Significance. Two motives apparently lay behind this anti-trust drive: 1) the normal human and political desire to find a scapegoat for the present Recession and 2) a desire to reduce prices, particularly in the building industry. It is a basic New Deal tenet at the moment that prices are the key to the country's past and present business troubles. One of the favorite examples of disequilibrium is in the steel industry, which jacked prices last spring claiming that the rise was made necessary by high labor and raw material costs. The New Deal maintains that the rise in price was just twice the rise in costs.
Direct action came last week not in steel but in the building industry, not against the manufacturers but against the dealers. The Federal Trade Commission cracked down on the National Federation of Builders Supply Association with a broad order to cease & desist from a host of alleged activities tending to suppress competition. Formed in 1933, the Association has grown so powerful that it was able to prevent the Government from buying $50,000,000 worth of cement direct from cement makers, forcing the purchase to be made through local dealers.

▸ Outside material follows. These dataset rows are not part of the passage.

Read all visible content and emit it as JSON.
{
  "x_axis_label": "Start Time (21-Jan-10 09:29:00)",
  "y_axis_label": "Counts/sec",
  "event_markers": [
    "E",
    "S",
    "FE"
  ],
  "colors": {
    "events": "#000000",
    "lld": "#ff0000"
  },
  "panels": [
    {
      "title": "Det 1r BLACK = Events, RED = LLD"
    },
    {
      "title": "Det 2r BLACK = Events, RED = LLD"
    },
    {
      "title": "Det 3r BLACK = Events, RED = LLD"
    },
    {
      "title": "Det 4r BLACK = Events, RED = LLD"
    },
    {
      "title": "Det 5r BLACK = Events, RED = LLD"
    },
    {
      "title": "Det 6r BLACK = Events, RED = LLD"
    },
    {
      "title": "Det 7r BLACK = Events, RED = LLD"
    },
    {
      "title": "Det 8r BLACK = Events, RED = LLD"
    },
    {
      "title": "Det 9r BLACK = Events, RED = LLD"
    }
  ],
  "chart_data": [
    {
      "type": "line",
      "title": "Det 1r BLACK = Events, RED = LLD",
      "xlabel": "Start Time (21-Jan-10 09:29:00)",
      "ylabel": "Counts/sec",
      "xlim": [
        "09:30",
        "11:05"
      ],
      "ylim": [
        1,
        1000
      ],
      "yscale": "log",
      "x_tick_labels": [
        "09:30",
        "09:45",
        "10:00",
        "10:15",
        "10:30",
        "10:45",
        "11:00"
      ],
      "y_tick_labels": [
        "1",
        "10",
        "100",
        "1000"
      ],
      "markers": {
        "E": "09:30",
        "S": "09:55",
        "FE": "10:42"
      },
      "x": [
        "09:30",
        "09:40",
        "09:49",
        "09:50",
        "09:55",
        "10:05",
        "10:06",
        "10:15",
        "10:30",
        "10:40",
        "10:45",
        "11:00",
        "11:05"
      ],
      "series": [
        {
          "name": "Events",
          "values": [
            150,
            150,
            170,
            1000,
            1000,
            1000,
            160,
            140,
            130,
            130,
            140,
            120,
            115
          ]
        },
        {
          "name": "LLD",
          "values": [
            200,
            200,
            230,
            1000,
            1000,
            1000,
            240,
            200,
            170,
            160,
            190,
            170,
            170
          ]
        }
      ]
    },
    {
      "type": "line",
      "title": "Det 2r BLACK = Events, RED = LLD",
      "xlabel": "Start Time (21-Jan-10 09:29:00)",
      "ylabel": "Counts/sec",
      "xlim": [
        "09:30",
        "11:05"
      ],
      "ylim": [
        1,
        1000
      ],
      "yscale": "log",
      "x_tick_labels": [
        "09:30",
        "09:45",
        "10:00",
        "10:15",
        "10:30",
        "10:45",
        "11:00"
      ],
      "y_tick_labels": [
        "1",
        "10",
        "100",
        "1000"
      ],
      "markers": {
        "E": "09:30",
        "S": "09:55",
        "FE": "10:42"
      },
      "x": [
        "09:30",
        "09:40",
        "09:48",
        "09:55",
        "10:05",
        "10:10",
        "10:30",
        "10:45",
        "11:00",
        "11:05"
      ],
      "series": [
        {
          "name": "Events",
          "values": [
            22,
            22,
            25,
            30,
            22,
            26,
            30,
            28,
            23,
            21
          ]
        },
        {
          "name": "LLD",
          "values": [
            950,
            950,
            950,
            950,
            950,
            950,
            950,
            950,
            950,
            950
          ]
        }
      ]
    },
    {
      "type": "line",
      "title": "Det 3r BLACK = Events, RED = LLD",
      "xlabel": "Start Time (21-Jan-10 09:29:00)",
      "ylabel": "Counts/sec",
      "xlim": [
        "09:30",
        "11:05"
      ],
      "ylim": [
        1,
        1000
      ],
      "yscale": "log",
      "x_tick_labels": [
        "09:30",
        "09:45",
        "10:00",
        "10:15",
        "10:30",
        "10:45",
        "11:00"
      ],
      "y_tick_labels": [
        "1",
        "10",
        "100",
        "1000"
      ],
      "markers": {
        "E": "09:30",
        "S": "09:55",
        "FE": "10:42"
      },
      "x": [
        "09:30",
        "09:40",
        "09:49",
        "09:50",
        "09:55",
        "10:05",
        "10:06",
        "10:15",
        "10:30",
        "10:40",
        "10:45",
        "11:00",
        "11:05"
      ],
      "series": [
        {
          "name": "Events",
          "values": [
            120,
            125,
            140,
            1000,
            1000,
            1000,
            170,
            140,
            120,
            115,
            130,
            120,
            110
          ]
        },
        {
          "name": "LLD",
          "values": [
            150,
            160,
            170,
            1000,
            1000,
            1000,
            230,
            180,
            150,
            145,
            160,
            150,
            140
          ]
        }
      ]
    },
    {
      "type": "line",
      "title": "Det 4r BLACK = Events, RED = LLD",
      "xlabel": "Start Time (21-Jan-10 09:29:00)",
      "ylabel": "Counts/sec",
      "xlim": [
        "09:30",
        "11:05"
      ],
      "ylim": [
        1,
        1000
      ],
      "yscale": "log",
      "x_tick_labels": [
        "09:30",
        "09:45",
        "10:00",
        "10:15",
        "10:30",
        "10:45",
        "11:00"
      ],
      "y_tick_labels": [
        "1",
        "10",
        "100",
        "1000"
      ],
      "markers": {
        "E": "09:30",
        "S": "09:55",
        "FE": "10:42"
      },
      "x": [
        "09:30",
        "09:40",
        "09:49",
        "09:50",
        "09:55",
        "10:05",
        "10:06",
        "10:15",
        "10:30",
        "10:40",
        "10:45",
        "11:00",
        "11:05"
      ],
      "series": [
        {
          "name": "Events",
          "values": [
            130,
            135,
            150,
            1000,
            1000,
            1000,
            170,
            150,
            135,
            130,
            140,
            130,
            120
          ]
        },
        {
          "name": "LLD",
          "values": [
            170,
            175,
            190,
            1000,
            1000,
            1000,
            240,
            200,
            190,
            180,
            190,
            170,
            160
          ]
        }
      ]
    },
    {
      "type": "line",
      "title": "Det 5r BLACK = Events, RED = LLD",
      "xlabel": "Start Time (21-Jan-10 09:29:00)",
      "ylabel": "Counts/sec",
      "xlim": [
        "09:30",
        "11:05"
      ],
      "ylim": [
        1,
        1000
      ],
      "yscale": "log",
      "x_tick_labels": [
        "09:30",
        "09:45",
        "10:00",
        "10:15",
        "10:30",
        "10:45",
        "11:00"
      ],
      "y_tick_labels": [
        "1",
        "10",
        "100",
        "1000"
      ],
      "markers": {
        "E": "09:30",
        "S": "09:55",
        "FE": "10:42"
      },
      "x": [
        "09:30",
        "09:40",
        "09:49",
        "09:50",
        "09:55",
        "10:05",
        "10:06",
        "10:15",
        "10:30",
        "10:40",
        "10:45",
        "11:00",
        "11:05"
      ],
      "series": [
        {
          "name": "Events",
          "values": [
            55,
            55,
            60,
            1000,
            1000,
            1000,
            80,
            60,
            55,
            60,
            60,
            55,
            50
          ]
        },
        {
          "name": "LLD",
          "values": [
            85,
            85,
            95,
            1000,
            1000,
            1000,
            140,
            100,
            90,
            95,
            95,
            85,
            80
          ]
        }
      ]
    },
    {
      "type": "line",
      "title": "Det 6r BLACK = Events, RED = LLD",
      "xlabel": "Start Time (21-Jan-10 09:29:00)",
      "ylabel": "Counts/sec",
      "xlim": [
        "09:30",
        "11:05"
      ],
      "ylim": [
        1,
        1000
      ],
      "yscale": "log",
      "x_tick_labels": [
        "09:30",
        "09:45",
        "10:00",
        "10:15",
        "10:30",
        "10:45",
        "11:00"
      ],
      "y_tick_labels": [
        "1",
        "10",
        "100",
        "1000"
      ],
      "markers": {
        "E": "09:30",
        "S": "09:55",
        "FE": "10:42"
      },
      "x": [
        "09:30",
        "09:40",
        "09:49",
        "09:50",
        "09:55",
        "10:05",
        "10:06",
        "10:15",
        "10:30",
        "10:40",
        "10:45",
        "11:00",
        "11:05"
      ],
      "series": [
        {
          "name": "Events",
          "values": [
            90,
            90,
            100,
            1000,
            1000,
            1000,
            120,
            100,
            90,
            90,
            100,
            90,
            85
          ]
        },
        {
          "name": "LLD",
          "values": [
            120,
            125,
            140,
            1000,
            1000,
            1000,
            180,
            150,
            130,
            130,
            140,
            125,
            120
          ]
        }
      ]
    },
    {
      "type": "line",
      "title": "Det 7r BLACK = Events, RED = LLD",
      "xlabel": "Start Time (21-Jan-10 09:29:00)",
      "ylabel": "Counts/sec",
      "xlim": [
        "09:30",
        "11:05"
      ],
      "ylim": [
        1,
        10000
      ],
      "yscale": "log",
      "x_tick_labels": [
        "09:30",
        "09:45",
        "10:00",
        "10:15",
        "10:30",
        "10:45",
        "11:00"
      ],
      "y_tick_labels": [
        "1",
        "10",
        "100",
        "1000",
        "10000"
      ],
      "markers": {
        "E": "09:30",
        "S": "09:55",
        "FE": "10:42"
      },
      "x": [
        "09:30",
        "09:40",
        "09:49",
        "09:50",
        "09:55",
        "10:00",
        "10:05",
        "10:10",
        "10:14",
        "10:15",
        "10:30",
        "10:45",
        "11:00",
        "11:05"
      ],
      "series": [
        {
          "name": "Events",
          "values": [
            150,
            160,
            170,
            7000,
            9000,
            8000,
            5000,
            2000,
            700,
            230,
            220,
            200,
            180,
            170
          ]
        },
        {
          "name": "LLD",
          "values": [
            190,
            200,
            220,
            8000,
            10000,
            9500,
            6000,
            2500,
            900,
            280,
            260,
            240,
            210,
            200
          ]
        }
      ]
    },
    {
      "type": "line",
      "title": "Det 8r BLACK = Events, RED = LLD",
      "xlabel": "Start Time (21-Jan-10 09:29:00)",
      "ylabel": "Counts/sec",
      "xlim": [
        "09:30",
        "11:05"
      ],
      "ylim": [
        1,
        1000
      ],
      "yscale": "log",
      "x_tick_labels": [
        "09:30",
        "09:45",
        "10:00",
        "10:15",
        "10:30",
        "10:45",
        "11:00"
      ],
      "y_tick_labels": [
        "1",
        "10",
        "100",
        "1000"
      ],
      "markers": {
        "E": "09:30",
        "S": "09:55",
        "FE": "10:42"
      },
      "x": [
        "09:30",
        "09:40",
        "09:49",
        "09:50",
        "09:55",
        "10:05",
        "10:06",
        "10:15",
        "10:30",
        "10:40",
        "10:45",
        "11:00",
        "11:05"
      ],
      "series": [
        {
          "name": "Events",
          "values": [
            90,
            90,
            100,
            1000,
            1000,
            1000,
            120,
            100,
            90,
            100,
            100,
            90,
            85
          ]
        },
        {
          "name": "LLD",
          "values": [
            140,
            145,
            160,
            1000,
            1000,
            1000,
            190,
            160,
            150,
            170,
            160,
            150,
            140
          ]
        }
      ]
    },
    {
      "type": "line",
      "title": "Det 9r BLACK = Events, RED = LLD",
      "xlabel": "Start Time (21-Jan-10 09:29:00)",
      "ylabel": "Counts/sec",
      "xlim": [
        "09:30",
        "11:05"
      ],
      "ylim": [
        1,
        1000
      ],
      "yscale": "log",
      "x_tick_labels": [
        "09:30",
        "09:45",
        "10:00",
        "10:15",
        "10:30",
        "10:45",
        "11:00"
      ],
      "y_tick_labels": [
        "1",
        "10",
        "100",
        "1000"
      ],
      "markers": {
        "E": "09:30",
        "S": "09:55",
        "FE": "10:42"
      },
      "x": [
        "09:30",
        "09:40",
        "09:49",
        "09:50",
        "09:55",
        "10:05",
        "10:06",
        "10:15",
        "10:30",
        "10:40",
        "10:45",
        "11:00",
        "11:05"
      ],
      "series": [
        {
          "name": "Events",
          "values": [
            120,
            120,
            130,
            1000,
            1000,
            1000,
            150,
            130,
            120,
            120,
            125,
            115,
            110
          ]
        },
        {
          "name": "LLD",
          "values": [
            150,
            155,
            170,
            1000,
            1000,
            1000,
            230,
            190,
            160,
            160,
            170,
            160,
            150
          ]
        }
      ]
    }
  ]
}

*A reference to Ferdinand Lundberg's best-selling America's 60 Families. Says Mr. Lundberg: "The U. S. is owned and dominated today by a hierarchy of its 60 richest families, buttressed by no more than 90 families of lesser wealth." This thesis is currently as useful to the New Deal as were the "200 families of France" in former Premier Blum's successful campaign to democratize the Bank of France (TIME, Feb. 8).